Mara pulled a small, sharp, deadly knife.

He lifted his big fist and punched her in the face.

Her head snapped back, and she went limp.

“Kellen!” he shouted.

“I’m here,” she whispered.

Gasping, he looked around at her.

He was the man who had tried to save her.

He was the man who had failed to save her.

He was the man in the hotel.

He was the man who had saved her.

His face was harsh, primitive with fury, with bloodlust, with…passion for her.

She had forgotten him, but now she remembered.

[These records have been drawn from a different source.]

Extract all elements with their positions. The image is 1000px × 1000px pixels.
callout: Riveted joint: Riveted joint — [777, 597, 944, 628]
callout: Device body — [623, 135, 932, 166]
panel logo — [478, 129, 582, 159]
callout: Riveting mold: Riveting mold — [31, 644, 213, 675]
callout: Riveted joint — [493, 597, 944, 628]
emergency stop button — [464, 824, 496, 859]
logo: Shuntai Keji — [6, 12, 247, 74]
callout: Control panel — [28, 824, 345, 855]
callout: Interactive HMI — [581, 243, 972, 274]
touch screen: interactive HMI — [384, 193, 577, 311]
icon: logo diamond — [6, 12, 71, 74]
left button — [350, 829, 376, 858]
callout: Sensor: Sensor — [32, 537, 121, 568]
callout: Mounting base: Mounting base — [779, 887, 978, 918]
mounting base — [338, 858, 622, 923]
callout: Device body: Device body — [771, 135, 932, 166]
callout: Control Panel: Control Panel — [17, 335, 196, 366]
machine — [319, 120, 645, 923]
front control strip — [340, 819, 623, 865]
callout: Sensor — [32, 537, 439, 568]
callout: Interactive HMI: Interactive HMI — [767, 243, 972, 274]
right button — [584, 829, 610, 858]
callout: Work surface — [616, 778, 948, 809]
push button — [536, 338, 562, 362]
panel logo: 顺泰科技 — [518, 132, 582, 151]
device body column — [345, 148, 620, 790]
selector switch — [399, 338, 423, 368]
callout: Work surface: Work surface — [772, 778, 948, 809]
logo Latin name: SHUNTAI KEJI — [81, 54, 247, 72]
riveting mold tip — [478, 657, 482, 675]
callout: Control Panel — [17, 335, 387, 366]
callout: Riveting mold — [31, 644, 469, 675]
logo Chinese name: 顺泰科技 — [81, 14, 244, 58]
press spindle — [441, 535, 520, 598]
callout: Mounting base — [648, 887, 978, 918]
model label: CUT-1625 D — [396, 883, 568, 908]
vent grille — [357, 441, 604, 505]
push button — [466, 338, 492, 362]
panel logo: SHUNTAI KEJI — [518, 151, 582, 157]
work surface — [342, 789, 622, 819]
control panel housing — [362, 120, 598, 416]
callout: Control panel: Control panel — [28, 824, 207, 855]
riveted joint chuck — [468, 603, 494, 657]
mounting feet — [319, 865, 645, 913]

My God, how she’d loved him.

They looked at each other, just looked, a moment of gratitude…and recognition.

Then his head snapped back to look at Mara, the collar of her hoodie clutched in his fist.

Kellen wanted to believe Mara was unconscious. But she didn’t dare trust that even Max’s full-fisted punch could take out the Librarian, so in an overly loud, unsteady voice, she said, “Restrain her.”

He did. He took Mara’s pistol and secured the safety and slid it into his jacket’s inside pocket. With a key he found on the coffee table, he went into the living room and came back with handcuffs—those used to bind Carson, she guessed—and dragged Mara to the cast-iron screen set before the unlit gas fireplace and used the cuffs to secure her hands behind her back.

Carson Lennex appeared. On his cheek, a round red burn marred his classic features. His button-up shirt stood open, and three burns dotted his chest, leading in a line to his nipple. He limped into the room. Everything about him was angry. To Max, he said, “Please. Allow me.” Kneeling beside Mara’s feet, he used the curtain cord to tie her ankles and her knees. To Kellen, he said, “She came up here with a message that you had sent her. I said, For the hieroglyphic tablet? She said yes. I invited her in.” He sounded outraged when he said, “I fed her her lines!”

“I’m sorry, Mr. Lennex.” Kellen spoke through broken gasps. “When I realized what could happen, I did everything I could to save you.”

“I’m ashamed to know I’m such a fool,” Carson said.

“You didn’t tell her where the tablet was.”